题目

You’re given strings J representing the types of stones that are jewels, and S representing the stones you have. Each character in S is a type of stone you have. You want to know how many of the stones you have are also jewels.

The letters in J are guaranteed distinct, and all characters in J and S are letters.
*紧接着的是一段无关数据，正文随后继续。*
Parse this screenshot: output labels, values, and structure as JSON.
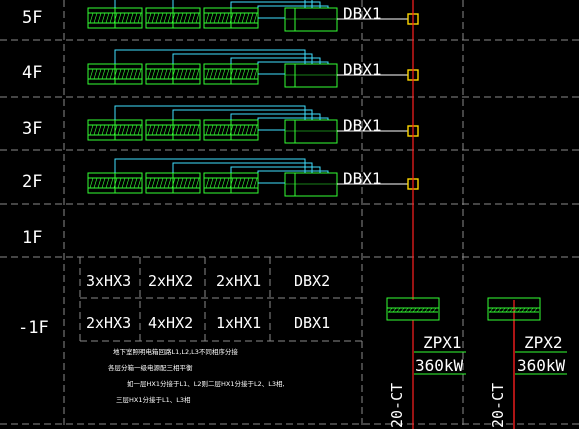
{
  "floors": [
    "5F",
    "4F",
    "3F",
    "2F",
    "1F",
    "-1F"
  ],
  "riser_floors": [
    {
      "floor": "5F",
      "box": "DBX1"
    },
    {
      "floor": "4F",
      "box": "DBX1"
    },
    {
      "floor": "3F",
      "box": "DBX1"
    },
    {
      "floor": "2F",
      "box": "DBX1"
    }
  ],
  "summary_table": {
    "row1": [
      "3xHX3",
      "2xHX2",
      "2xHX1",
      "DBX2"
    ],
    "row2": [
      "2xHX3",
      "4xHX2",
      "1xHX1",
      "DBX1"
    ]
  },
  "notes": [
    "地下室照明电箱回路L1,L2,L3不同相序分接",
    "各层分箱一级电源配三相平衡",
    "如一层HX1分接于L1、L2则二层HX1分接于L2、L3相,",
    "三层HX1分接于L1、L3相"
  ],
  "panels": [
    {
      "name": "ZPX1",
      "power": "360kW",
      "cable": "20-CT"
    },
    {
      "name": "ZPX2",
      "power": "360kW",
      "cable": "20-CT"
    }
  ],
  "colors": {
    "background": "#000000",
    "grid": "#8a8a8a",
    "green": "#33ff33",
    "cyan": "#40e0ff",
    "red": "#ff2020",
    "yellow": "#ffd700"
  }
}
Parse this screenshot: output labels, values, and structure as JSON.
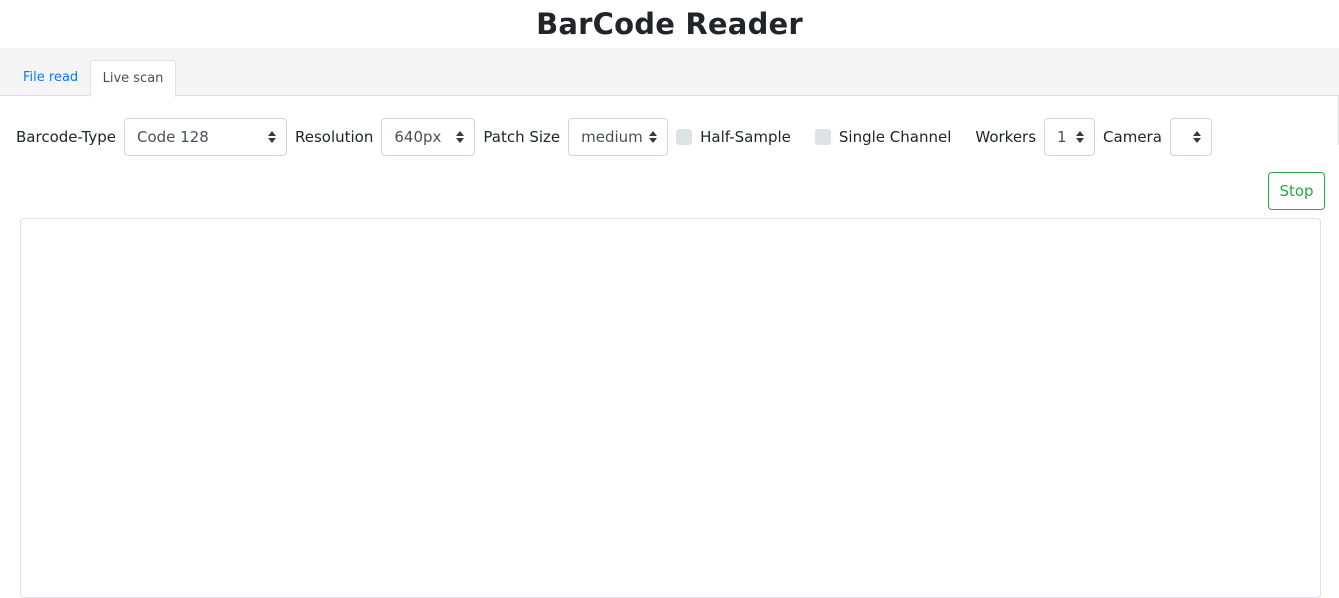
{
  "app": {
    "title": "BarCode Reader"
  },
  "tabs": [
    {
      "label": "File read",
      "active": false
    },
    {
      "label": "Live scan",
      "active": true
    }
  ],
  "controls": {
    "barcode_type": {
      "label": "Barcode-Type",
      "value": "Code 128"
    },
    "resolution": {
      "label": "Resolution",
      "value": "640px"
    },
    "patch_size": {
      "label": "Patch Size",
      "value": "medium"
    },
    "half_sample": {
      "label": "Half-Sample",
      "checked": false
    },
    "single_channel": {
      "label": "Single Channel",
      "checked": false
    },
    "workers": {
      "label": "Workers",
      "value": "1"
    },
    "camera": {
      "label": "Camera",
      "value": ""
    }
  },
  "actions": {
    "stop_label": "Stop"
  },
  "colors": {
    "link": "#007bff",
    "success": "#28a745"
  }
}
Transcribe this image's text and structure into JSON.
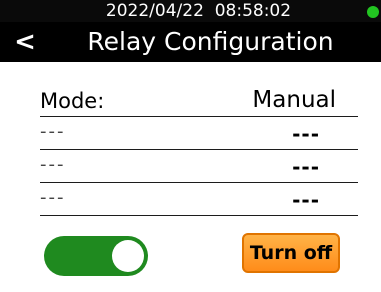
{
  "status_bar": {
    "datetime": "2022/04/22  08:58:02",
    "indicator_color": "#22c521"
  },
  "header": {
    "back_label": "<",
    "title": "Relay Configuration"
  },
  "rows": [
    {
      "label": "Mode:",
      "value": "Manual"
    },
    {
      "label": "---",
      "value": "---"
    },
    {
      "label": "---",
      "value": "---"
    },
    {
      "label": "---",
      "value": "---"
    }
  ],
  "controls": {
    "toggle_state": "on",
    "toggle_color": "#1f8a1f",
    "turn_off_label": "Turn off",
    "turn_off_color": "#ff9a2e"
  }
}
Letters are case sensitive, so “a” is considered a different type of stone from “A”.

Example 1:

Input: J = "aA", S = "aAAbbbb"
Output: 3


Example 2:

Input: J = "z", S = "ZZ"
Output: 0


Note:

• S and J will consist of letters and have length at most 50. The characters in J are distinct.

用两个boolean[26]数组记录珠宝的种类

代码

class Solution {
public int numJewelsInStones(String J, String S) {
boolean[] upper = new boolean[26];
boolean[] lower = new boolean[26];
for (char c : J.toCharArray()) {
if (Character.isUpperCase(c)) {
upper[c - 'A'] = true;
} else { // lower case
lower[c - 'a'] = true;
}
}
int count = 0;
for (char c : S.toCharArray()) {
if (Character.isUpperCase(c)) {
if (upper[c - 'A']) {
count++;
}
} else if (lower[c - 'a']) {
count++;
}
}
return count;
}
}


用一个boolean[123]数组记录珠宝种类

代码

class Solution {
public int numJewelsInStones(String J, String S) {
boolean[] isJewel = new boolean[123];
int count = 0;
for (char c : J.toCharArray()) {
isJewel[c] = true;
}
for (char c : S.toCharArray()) {
if (isJewel[c]) count++;
}
return count;
}
}